Thursday, May 17th, 2007
L’actualité récente et mes voyages en avion aidant, je me propose de faire une petite liste (subjective et très incomplète) de mes romans préférés de sciences fiction ayant abordé l’évolution sous une forme ou une autre. N’hésitez pas à suggérer d’autres titres ou nouvelles : je suis toujours intéressé par ce genre de littérature !

  • Asimov dans son cycle Fondation aborde le sujet de manière détournée. L’apparition spontanée d’un humain évolué mutant, le Mulet, met complètement par terre le plan Seldon. C’est assez amusant comment l’évolution, aléatoire, imprévisible, s’oppose ici à la psychohistoire déterministe, sorte de super économie prédictive. Quant au Mulet, l’un des personnages les plus étonnants de l’univers d’Asimov, comme tout bon mutant, il ne peut avoir de descendance humaine, d’où son nom…
  • Dick a abordé le sujet dans une nouvelle, l’homme doré, ayant récemment inspiré un film (que je n’ai pas vu, mais qui n’a pas l’air très fidèle). L’homme doré dispose à la fois d’un instinct (qui lui permet d’anticiper le futur) et d’une puissance sexuelle surdéveloppée au détriment de son intelligence, ce qui lui assure une adaptation tout à fait remarquable. La nouvelle est très intéressante, et va complètement à l’encontre de la corrélation entre marche vers l’intelligence et évolution : Dick suggère explicitement que l’homme futur se débarassera ainsi de son intelligence, devenue totalement inutile.

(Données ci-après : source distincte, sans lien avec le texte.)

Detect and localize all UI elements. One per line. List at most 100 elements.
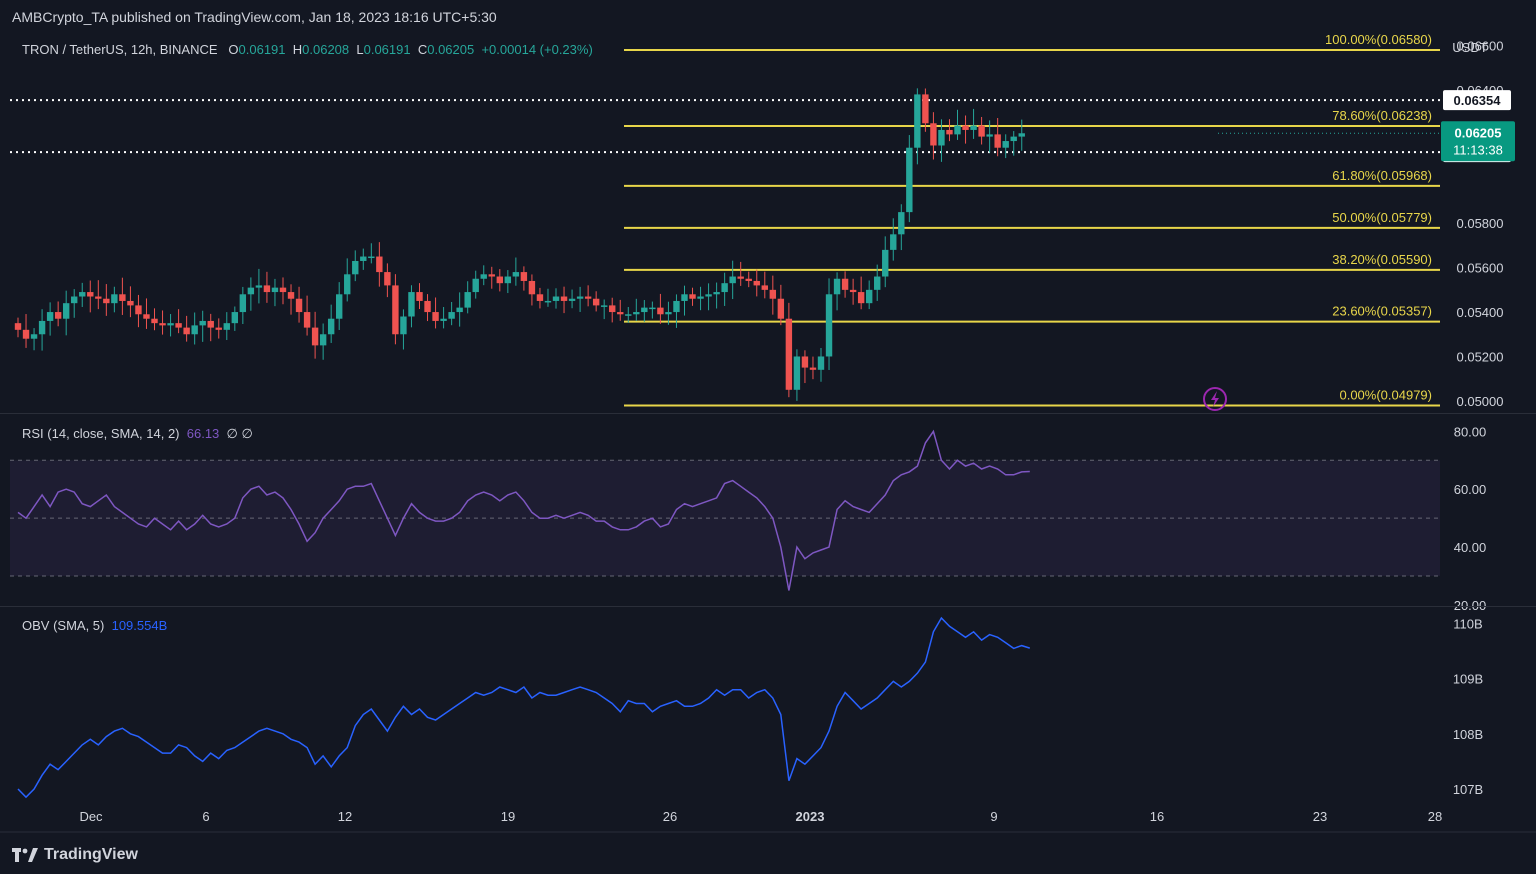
candle-body-108[interactable] bbox=[882, 249, 889, 277]
candle-body-116[interactable] bbox=[946, 129, 953, 135]
candle-body-68[interactable] bbox=[560, 296, 568, 301]
candle-body-124[interactable] bbox=[1010, 136, 1017, 142]
candle-body-96[interactable] bbox=[785, 318, 793, 390]
candle-body-109[interactable] bbox=[890, 234, 897, 250]
candle-body-54[interactable] bbox=[448, 312, 455, 319]
candle-body-79[interactable] bbox=[649, 307, 656, 310]
candle-body-31[interactable] bbox=[263, 285, 271, 293]
candle-body-36[interactable] bbox=[303, 312, 311, 328]
candle-body-49[interactable] bbox=[408, 292, 415, 317]
candle-body-121[interactable] bbox=[986, 134, 993, 137]
candle-body-118[interactable] bbox=[962, 125, 969, 130]
candle-body-59[interactable] bbox=[488, 274, 495, 277]
candle-body-57[interactable] bbox=[472, 278, 479, 293]
candle-body-122[interactable] bbox=[994, 134, 1001, 148]
candle-body-117[interactable] bbox=[954, 125, 961, 135]
candle-body-85[interactable] bbox=[697, 296, 704, 299]
lightning-event-icon[interactable] bbox=[1203, 387, 1227, 411]
candle-body-110[interactable] bbox=[898, 212, 905, 235]
candle-body-119[interactable] bbox=[970, 125, 977, 130]
candle-body-76[interactable] bbox=[625, 314, 632, 316]
candle-body-101[interactable] bbox=[825, 294, 833, 357]
candle-body-102[interactable] bbox=[833, 278, 841, 295]
candle-body-27[interactable] bbox=[231, 312, 239, 324]
pane-divider-rsi[interactable] bbox=[0, 413, 1536, 414]
candle-body-107[interactable] bbox=[874, 276, 881, 290]
candle-body-14[interactable] bbox=[127, 300, 134, 306]
candle-body-120[interactable] bbox=[978, 125, 985, 137]
candle-body-50[interactable] bbox=[416, 292, 423, 301]
candle-body-4[interactable] bbox=[46, 312, 54, 321]
candle-body-86[interactable] bbox=[705, 294, 712, 297]
candle-body-99[interactable] bbox=[809, 367, 817, 370]
candle-body-112[interactable] bbox=[914, 94, 921, 148]
candle-body-64[interactable] bbox=[528, 280, 536, 295]
candle-body-62[interactable] bbox=[512, 272, 520, 277]
candle-body-95[interactable] bbox=[777, 298, 785, 319]
candle-body-19[interactable] bbox=[167, 323, 174, 326]
candle-body-11[interactable] bbox=[103, 298, 110, 304]
candle-body-25[interactable] bbox=[215, 327, 222, 330]
candle-body-3[interactable] bbox=[38, 320, 46, 335]
candle-body-70[interactable] bbox=[576, 296, 584, 299]
candle-body-20[interactable] bbox=[175, 323, 182, 328]
candle-body-16[interactable] bbox=[143, 314, 150, 319]
candle-body-45[interactable] bbox=[376, 256, 383, 273]
candle-body-78[interactable] bbox=[641, 307, 648, 313]
candle-body-8[interactable] bbox=[79, 292, 86, 297]
candle-body-61[interactable] bbox=[504, 276, 512, 284]
candle-body-97[interactable] bbox=[793, 356, 801, 390]
candle-body-91[interactable] bbox=[745, 278, 752, 281]
candle-body-67[interactable] bbox=[552, 296, 560, 301]
symbol-label[interactable]: TRON / TetherUS, 12h, BINANCE bbox=[22, 42, 218, 57]
candle-body-74[interactable] bbox=[609, 305, 616, 313]
candle-body-7[interactable] bbox=[71, 296, 78, 304]
candle-body-125[interactable] bbox=[1018, 133, 1025, 137]
candle-body-29[interactable] bbox=[247, 287, 255, 295]
candle-body-60[interactable] bbox=[496, 276, 503, 284]
candle-body-0[interactable] bbox=[14, 323, 22, 330]
candle-body-104[interactable] bbox=[849, 289, 857, 293]
candle-body-103[interactable] bbox=[841, 278, 849, 290]
candle-body-63[interactable] bbox=[520, 272, 528, 281]
candle-body-51[interactable] bbox=[424, 300, 431, 313]
candle-body-35[interactable] bbox=[295, 298, 303, 313]
candle-body-111[interactable] bbox=[906, 147, 913, 213]
candle-body-48[interactable] bbox=[400, 316, 407, 335]
candle-body-77[interactable] bbox=[633, 312, 640, 315]
candle-body-81[interactable] bbox=[665, 312, 672, 315]
candle-body-22[interactable] bbox=[191, 325, 198, 335]
candle-body-105[interactable] bbox=[857, 292, 865, 304]
candle-body-15[interactable] bbox=[135, 305, 142, 315]
candle-body-98[interactable] bbox=[801, 356, 809, 368]
candle-body-26[interactable] bbox=[223, 323, 230, 330]
rsi-label[interactable]: RSI (14, close, SMA, 14, 2) bbox=[22, 426, 180, 441]
candle-body-18[interactable] bbox=[159, 323, 166, 326]
candle-body-47[interactable] bbox=[392, 285, 399, 335]
candle-body-80[interactable] bbox=[657, 307, 664, 315]
candle-body-52[interactable] bbox=[432, 312, 439, 321]
candle-body-66[interactable] bbox=[544, 300, 552, 303]
candle-body-37[interactable] bbox=[311, 327, 319, 346]
candle-body-84[interactable] bbox=[689, 294, 696, 299]
candle-body-43[interactable] bbox=[360, 256, 367, 261]
candle-body-89[interactable] bbox=[729, 276, 736, 284]
candle-body-1[interactable] bbox=[22, 329, 30, 339]
candle-body-17[interactable] bbox=[151, 318, 158, 324]
candle-body-41[interactable] bbox=[344, 274, 351, 295]
tradingview-logo[interactable]: TradingView bbox=[12, 846, 138, 864]
candle-body-12[interactable] bbox=[111, 294, 118, 304]
candle-body-69[interactable] bbox=[568, 298, 576, 301]
candle-body-83[interactable] bbox=[681, 294, 688, 301]
candle-body-73[interactable] bbox=[600, 305, 608, 307]
candle-body-38[interactable] bbox=[319, 334, 327, 346]
candle-body-28[interactable] bbox=[239, 294, 247, 313]
candle-body-39[interactable] bbox=[327, 318, 335, 335]
candle-body-65[interactable] bbox=[536, 294, 544, 301]
candle-body-13[interactable] bbox=[119, 294, 126, 301]
candle-body-21[interactable] bbox=[183, 327, 190, 335]
candle-body-46[interactable] bbox=[384, 272, 391, 286]
candle-body-5[interactable] bbox=[54, 312, 62, 319]
candle-body-9[interactable] bbox=[87, 292, 94, 297]
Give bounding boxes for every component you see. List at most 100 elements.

  • Hyperion est l’un de mes cycles préférés. Simmons a manifestement été très inspiré par Teilhard de Chardin, inventeur notamment du concept de “Noosphère“. Teilhard décrit l’évolution comme une marche vers ce qu’il appelle le “Christ Cosmique”; Simmons nous raconte en fait cette marche dans la deuxième partie du Cycle à partir d’Endymion. J’avoue que la première fois que j’ai lu Hyperion, ces références scientifico-mystico-religieuses m’avaient un peu échappées, mais après relecture d’Hyperion et lecture de certains livres de Teilhard, je n’ai plus aucun doute : Simmons est très sérieux, et Hyperion est probablement le premier roman qu’on pourrait labelliser “Intelligent Design” : par exemple, les Tombeaux Du Temps, Moneta et le Gritche, remontant le temps pour, en quelque sorte, “porter la bonne parole”, ne sont pas sans rappeler certaines théories farfelues déjà évoquées dans ces pages.
  • Plus récemment, on peut citer L’Echelle de Darwin et les Enfants de Darwin de Greg Bear. Ces deux romans sont basés sur l’idée qu’ un virus aurait pu faire évoluer Neandertal vers Sapiens, et réactivé, faire atteindre à Sapiens un stade encore supérieur. Romans distrayants à défaut d’être exceptionnels.
D’autres suggestions ?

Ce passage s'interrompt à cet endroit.